Wednesday, February 6, 2008
The Colors of Winter
PHOTOGRAPHER'S DIARY: The first question I ask when I begin to compose a shot is, "What is it that caught my eye?" One might think the answer should be self-evident, but sometimes the attraction is more specific than my conscious mind knows - the blush of a berry bush beside the wall - the twists and turns of the path ahead - silhouettes suddenly made apparent through a momentary contrast - the dappled light hitting a cluster of leaves. Clearly identifying what catches my eye helps answer much that follows. It helps me decide what to leave in or cut out, where to stand, what lens to choose and how to tilt and focus. It keeps me on target or tells me to move on when favorable conditions change - the light shifts, or the snow melts from the leaf.

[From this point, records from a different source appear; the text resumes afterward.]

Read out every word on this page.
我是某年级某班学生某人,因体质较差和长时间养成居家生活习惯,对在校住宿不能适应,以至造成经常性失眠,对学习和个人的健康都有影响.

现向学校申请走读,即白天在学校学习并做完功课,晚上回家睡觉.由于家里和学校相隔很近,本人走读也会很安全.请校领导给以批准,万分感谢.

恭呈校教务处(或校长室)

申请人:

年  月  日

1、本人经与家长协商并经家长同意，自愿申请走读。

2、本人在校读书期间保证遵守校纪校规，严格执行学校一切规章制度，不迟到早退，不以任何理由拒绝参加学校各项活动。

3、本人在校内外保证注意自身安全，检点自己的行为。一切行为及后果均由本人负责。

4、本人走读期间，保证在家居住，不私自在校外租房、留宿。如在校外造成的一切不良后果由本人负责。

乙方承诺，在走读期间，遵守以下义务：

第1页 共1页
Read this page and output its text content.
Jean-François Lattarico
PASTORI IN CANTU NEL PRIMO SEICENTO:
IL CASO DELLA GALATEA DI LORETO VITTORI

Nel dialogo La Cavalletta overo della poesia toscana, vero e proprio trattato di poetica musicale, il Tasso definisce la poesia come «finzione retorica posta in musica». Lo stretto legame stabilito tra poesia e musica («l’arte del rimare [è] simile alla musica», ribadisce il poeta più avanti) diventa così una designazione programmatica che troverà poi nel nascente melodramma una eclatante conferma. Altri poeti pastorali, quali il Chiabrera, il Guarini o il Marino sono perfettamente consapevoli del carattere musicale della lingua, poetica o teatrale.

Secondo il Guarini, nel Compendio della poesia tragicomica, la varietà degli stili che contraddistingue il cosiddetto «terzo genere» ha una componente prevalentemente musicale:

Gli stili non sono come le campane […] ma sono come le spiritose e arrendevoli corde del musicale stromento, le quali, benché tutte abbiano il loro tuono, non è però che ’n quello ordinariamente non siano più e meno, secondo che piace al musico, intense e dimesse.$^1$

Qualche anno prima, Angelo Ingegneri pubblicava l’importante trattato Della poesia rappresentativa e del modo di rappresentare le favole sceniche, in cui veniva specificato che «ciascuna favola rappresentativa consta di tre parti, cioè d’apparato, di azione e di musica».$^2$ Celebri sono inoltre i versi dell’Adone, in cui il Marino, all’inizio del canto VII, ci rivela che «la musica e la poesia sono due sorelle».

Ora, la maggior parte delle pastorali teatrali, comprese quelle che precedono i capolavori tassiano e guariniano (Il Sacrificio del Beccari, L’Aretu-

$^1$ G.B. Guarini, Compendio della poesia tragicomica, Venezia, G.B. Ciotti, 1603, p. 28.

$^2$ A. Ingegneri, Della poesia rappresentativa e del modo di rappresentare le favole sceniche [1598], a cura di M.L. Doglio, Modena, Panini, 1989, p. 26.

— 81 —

Normally, this is a question I ask as I look at a view spread before me, and I shoot a gazillion variations on the composition until I'm happy, and then I move on. What I've just realized about this essential question is that it needs to be asked, not only when I am drawn to a shot, but more broadly, when I find myself haunting a place. Lately, I've been walking two loops in The Hollow regularly. I should have realized that part of my attraction was to the colors: the straw of the fields, the blue of the hills textured by winter's tree skeletons, and the dark accents of nearby tree limbs and rock walls. The effect works best on overcast days when the colors become richest, and in that period after a snow fall when the forested hillsides still have a carpet of snow. A bit of mist, as here, can help too. As I walk my loop the panoramas shift; hillsides of trimmed hay or long grasses roll up behind each other, and new vistas resonate with the same colors: blue, straw, and charcoal brown. The Hollow seems to have just the right creases to hold the magic.
Often there's no shot there, just the spell cast by this blue and tan atmosphere and the quiet of The Hollow. The whole trick is to find in that passing panorama the compositions that hold the eye, make use of the full canvas, and recreate in the viewer something of what I felt there.